Quick Links

Re: Adding basic NUMA awareness

From:	Tomas Vondra <tomas(at)vondra(dot)me>
To:	Alexey Makhmutov <a(dot)makhmutov(at)postgrespro(dot)ru>, PostgreSQL Hackers <pgsql-hackers(at)lists(dot)postgresql(dot)org>
Cc:	Jakub Wartak <jakub(dot)wartak(at)enterprisedb(dot)com>, Andres Freund <andres(at)anarazel(dot)de>
Subject:	Re: Adding basic NUMA awareness
Date:	2025-10-15 17:02:38
Message-ID:	72506e5a-92ac-47fb-9d3a-3b7b420af985@vondra.me
Views:	Whole Thread \| Raw Message \| Download mbox \| Resend email
Thread:
Lists:	pgsql-hackers

Hi,

Here's an updated patch series, addressing (some) of the issues. I've
kept the changes in separate patches, to make the changes easier to
review and discuss.

On 10/13/25 20:34, Alexey Makhmutov wrote:
> On 10/13/25 14:09, Tomas Vondra wrote:
>
>> I'm not sure I understand. Are you suggesting there's a bug in the
> patch, the kernel, or somewhere else?
>
> We need to ensure that both addr and (addr + size) are aligned to the
> page size of the target mapping during 'numa_tonode_memory' invocation,
> otherwise it may produce unexpected results.
>

Hmm. The libnuma docs about numa_intereave_memory says:

... The size argument will be rounded up to a multiple of the system
page size. ...

Which I interpreted that it does all the necessary rounding. But if this
ignores huge pages (i.e. "system page size" is 4K, not a HP size), then
aligning the size explicitly is would be needed.

This would be pretty annoying, though. It'd mean we can't rely on any
rounding done by libnuma, at least for code that might use huge pages.

Nevertheless, the updated patches should address both cases ...
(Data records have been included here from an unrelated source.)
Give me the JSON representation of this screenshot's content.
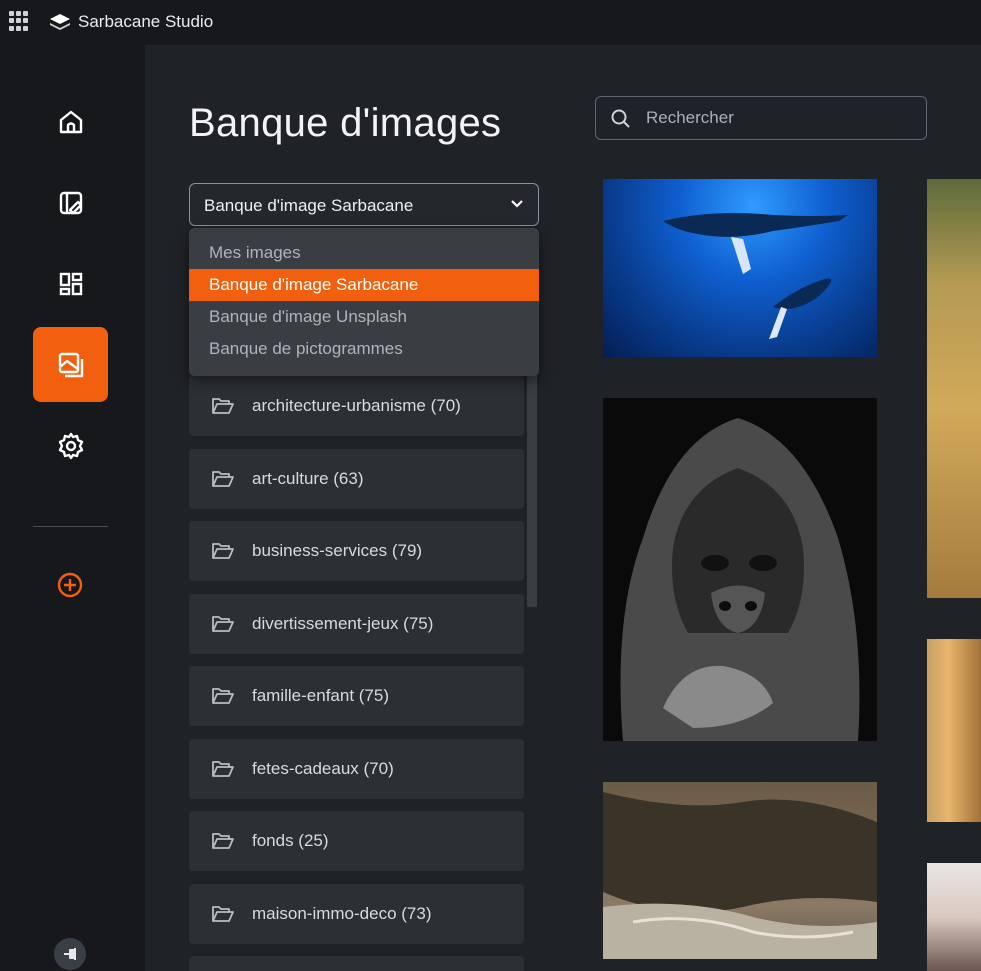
{
  "app": {
    "title": "Sarbacane Studio"
  },
  "page": {
    "title": "Banque d'images"
  },
  "search": {
    "placeholder": "Rechercher"
  },
  "source_select": {
    "selected": "Banque d'image Sarbacane",
    "options": [
      "Mes images",
      "Banque d'image Sarbacane",
      "Banque d'image Unsplash",
      "Banque de pictogrammes"
    ]
  },
  "categories": [
    "architecture-urbanisme (70)",
    "art-culture (63)",
    "business-services (79)",
    "divertissement-jeux (75)",
    "famille-enfant (75)",
    "fetes-cadeaux (70)",
    "fonds (25)",
    "maison-immo-deco (73)"
  ],
  "sidebar": {
    "items": [
      "home-icon",
      "editor-icon",
      "templates-icon",
      "images-icon",
      "settings-icon"
    ],
    "active": "images-icon"
  },
  "colors": {
    "accent": "#f2600f",
    "background": "#1f2226",
    "sidebar": "#16181b"
  }
}
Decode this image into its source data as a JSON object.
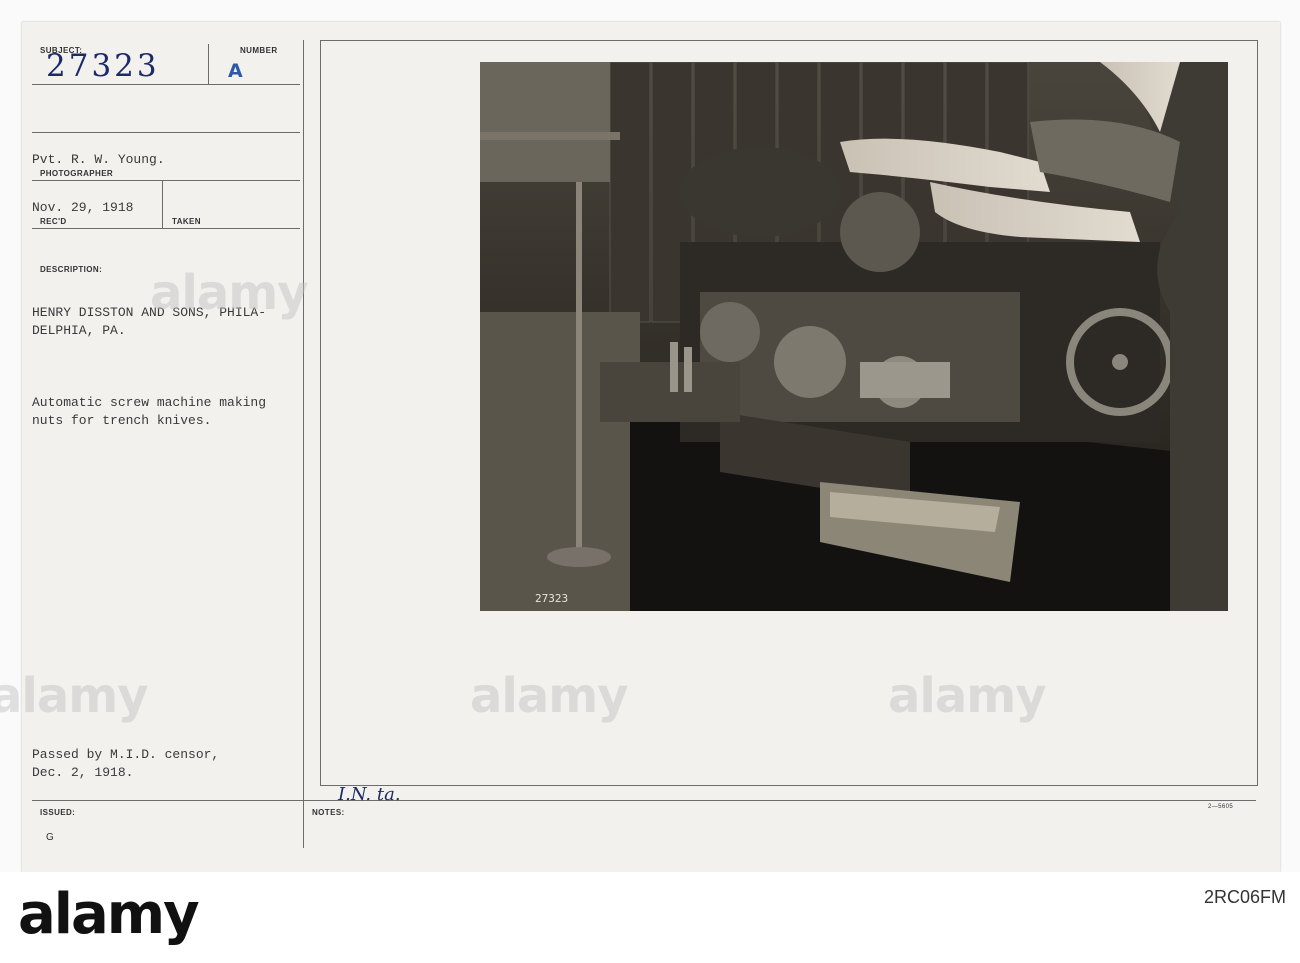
{
  "card": {
    "subject_label": "SUBJECT:",
    "number_label": "NUMBER",
    "subject_number": "27323",
    "number_value": "A",
    "photographer_name": "Pvt. R. W. Young.",
    "photographer_label": "PHOTOGRAPHER",
    "recd_date": "Nov. 29, 1918",
    "recd_label": "REC'D",
    "taken_label": "TAKEN",
    "description_label": "DESCRIPTION:",
    "description_lines": [
      "HENRY DISSTON AND SONS, PHILA-",
      "DELPHIA, PA.",
      "Automatic screw machine making",
      "nuts for trench knives."
    ],
    "censor_lines": [
      "Passed by M.I.D. censor,",
      "Dec. 2, 1918."
    ],
    "issued_label": "ISSUED:",
    "issued_value": "G",
    "notes_label": "NOTES:",
    "notes_handwriting": "I.N. ta.",
    "form_code": "2—5605",
    "photo_caption": "27323"
  },
  "watermark": {
    "brand": "alamy",
    "image_id": "2RC06FM"
  },
  "colors": {
    "card": "#f2f1ee",
    "ink_stamp": "#2c59a8",
    "ink_hand": "#1c2a6a"
  }
}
>> But this is exactly why (with hugepages) the code aligns everything to
> huge page boundary, and sizes everything as a multiple of huge page. At
> least I think so. Maybe I remember wrong?
>
> I assume that there are places in the current patch, which could perform
> such unaligned mapping. See below for samples.
>
>> Can you actually demonstrate this?
>
> This issue is related to the calculation of partition size for buffer
> descriptors in case we have multiple partitions per node. Currently we
> ensure that each node gets number of buffers, which fits into whole
> memory pages, but if we have several partitions per node, then there is
> no guarantee that partition size will be properly aligned for
> descriptors. We could observe this problem only if we have multiple
> partitions per node and with MIN_BUFFER_PARTITIONS equal to 4, this
> issue can potentially affect only configurations with 2 or 3 nodes.
>
> Two examples here: first, let's assume we want to have shared_buffers
> set to 32GB with 3 NUMA nodes and 2MB pages. The NBuffers will be
> 4,194,304, min_node_buffers will be 32,768 and num_partitions_per_node
> will be 2 (so, 6 partitions in total). NBuffers/min_node_buffers = 128,
> so the nearest multiplier for min_node_buffers which allow us to cover
> all buffers with 3 nodes is 43 (42*3 = 126, 43*3 = 129). The
> num_buffers_per_node is 43*min_node_buffers and it is aligned to page
> size, but we need to split it between two partitions, so each gets
> 41.5*min_node_buffers buffers. This still allow us to split buffers
> itself by page boundary, but descriptor partitions will be split just in
> the middle of the page. Here is the log for such configuration:
> NUMA: buffers 4194304 partitions 6 num_nodes 3 per_node 2
> buffers_per_node 1409024 (min 32768)
> ...

I see. I was really puzzled how could a node get chunk of buffers that's
not a multiple of page size, because min_node_buffers was meant to
guarantee that. But now I realize it's not about per-node buffers, it's
about individual partitions.

Initially I thought the right way to fix this is to use min_node_buffers
for each partitions, not for nodes. But that would increase the amount
of memory needed for NUMA partitioning to work. I practice that wouldn't
be an issue, because it'd still be only ~1GB (with 2MB huge pages), and
the relevant systems will have way more.

But then I realized it's we don't need to map the partitions one by one.
We can simply map all partitions for the whole NUMA node at once, and
then we don't have this problem at all.

The attached 0007 patch does this to fix the issue. And I just noticed
this is pretty much exactly how you fixed this in your commit ee8b360.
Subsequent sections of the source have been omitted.